C'était une sacrée marque de confiance et pourtant, lorsque j'eus absorbé le compliment, j'écrasai ma Camel en secouant la tête.
— Ce que je fais maintenant me plaît. Pourquoi aller au Texas alors que j'ai tout ce que je désire à Chicago ?
— Parce que tu es sur une mauvaise voie, voilà pourquoi. Il n'y a aucun avenir dans ces jeux de gendarmes et voleurs. Continue comme ça, et tu seras mort ou en tôle avant ton vingt-cinquième anniversaire.
— Quels jeux de gendarmes et voleurs ? Je suis aussi net que les ongles d'un chirurgien.
— Tu parles. Et le pape est un charmeur de serpent hindou déguisé.
Là-dessus, on nous apporta le chariot des desserts et nous grignotâmes nos éclairs en silence. C'était un triste épilogue à ce repas, mais nous étions tous deux trop cabochards pour faire marche arrière. Nous finîmes par papoter de la pluie et du beau temps, avec quelques remarques sans conséquence sur les prochaines élections, mais le courant ne passait plus et rien ne l'aurait rétabli. Mrs Witherspoon n'était pas simplement vexée que j'aie refusé son offre. Le hasard nous avait réunis et seul un bousilleur pouvait négliger l'appel du destin avec autant d'allégresse que moi. Elle n'avait pas tort de se sentir écœurée par ma réaction. Quant à moi, j'avais ma route à suivre et j'étais trop imbu de moi-même pour comprendre que ma route était la même que la sienne. Si je n'avais été si impatient de courir jouer au piquet avec Dixie Sinclair, j'aurais pu l'écouter plus attentivement, mais j'étais pressé et, ce jour-là, sonder mon âme m'embêtait. Ainsi va la vie. Dès que le cul prend les commandes, on perd la capacité de raisonner.
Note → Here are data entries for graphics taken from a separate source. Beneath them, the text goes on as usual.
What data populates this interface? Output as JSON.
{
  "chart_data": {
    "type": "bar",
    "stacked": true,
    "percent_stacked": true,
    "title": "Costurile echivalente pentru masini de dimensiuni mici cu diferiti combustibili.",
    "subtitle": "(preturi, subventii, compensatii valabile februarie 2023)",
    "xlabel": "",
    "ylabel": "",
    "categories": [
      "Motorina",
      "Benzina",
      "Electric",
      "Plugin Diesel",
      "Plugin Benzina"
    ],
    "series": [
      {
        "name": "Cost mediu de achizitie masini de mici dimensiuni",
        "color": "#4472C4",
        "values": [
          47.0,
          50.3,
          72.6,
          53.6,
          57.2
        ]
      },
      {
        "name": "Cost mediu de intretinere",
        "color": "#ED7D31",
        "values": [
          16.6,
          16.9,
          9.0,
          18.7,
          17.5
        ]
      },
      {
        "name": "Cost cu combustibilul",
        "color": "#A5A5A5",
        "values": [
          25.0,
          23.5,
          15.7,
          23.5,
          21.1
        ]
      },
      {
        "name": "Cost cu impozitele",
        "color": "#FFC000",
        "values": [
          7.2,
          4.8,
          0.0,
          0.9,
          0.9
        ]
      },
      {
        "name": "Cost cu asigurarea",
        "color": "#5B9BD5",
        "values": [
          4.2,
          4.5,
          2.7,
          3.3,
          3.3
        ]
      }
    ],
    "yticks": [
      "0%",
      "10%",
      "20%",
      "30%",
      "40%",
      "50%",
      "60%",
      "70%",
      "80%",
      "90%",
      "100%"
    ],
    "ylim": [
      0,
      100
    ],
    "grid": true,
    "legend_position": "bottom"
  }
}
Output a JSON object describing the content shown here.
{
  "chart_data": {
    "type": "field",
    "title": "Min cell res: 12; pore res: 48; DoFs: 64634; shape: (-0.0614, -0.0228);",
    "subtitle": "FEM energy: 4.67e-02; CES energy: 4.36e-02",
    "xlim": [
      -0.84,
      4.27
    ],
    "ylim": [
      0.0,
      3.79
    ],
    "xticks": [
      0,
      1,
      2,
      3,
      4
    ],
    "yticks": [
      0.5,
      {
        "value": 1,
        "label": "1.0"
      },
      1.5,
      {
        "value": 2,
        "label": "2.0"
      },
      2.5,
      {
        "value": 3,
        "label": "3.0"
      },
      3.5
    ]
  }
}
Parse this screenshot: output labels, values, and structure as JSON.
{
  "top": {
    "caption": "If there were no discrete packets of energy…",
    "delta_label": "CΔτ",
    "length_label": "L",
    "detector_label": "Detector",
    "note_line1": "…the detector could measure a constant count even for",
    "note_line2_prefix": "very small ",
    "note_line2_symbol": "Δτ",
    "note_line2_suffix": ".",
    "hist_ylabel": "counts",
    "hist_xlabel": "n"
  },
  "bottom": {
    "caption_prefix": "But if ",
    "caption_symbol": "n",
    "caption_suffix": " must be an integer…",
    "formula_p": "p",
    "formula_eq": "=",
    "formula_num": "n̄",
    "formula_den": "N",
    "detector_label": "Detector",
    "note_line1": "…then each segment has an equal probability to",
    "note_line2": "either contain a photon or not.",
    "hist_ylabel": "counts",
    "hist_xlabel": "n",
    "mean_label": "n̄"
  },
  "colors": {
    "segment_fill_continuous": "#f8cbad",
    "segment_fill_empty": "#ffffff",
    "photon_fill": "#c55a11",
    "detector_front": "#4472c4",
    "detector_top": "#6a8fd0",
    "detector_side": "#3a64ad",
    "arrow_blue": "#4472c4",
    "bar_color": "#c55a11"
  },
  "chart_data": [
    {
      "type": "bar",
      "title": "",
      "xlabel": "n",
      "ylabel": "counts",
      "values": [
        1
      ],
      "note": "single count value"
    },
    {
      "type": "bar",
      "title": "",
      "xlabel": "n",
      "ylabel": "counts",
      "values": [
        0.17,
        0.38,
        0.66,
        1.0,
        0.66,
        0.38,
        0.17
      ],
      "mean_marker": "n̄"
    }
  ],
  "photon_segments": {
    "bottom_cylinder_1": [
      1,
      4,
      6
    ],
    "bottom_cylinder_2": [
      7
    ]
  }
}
Nous nous passâmes de café et quand, à deux heures dix, le garçon posa l'addition sur la table, je la lui arrachai des doigts avant que Mrs Witherspoon pût la saisir.
— C'est pour moi, dis-je.
— Très bien, monsieur l'important. Fais de ton nez si ça te chante. Mais si jamais tu retrouves ton bon sens, n'oublie pas où je suis. Tu te réveilleras peut-être avant qu'il soit trop tard.
Et à ces mots elle fouilla dans son sac, en sortit sa carte de visite et me la mit doucement dans la main. Ne t'en fais pas pour le prix, ajouta-t-elle. Si tu te trouves le ventre en l'air le jour où tu te souviendras de moi, dis à l'opératrice que la communication est à mon compte.
Mais je ne l'appelai jamais. Je fourrai la carte dans ma poche, bien décidé à la conserver, mais quand je la cherchai ce soir-là au moment de me mettre au lit, elle était introuvable. Compte tenu des pressions et tractions auxquelles mon pantalon avait été soumis tout de suite après le déjeuner, il n'était pas difficile de deviner ce qui était arrivé. La carte était tombée, et si elle n'avait déjà été jetée à la poubelle par une femme de chambre, elle gisait sur le tapis dans la suite 409 du Royal Park Hôtel.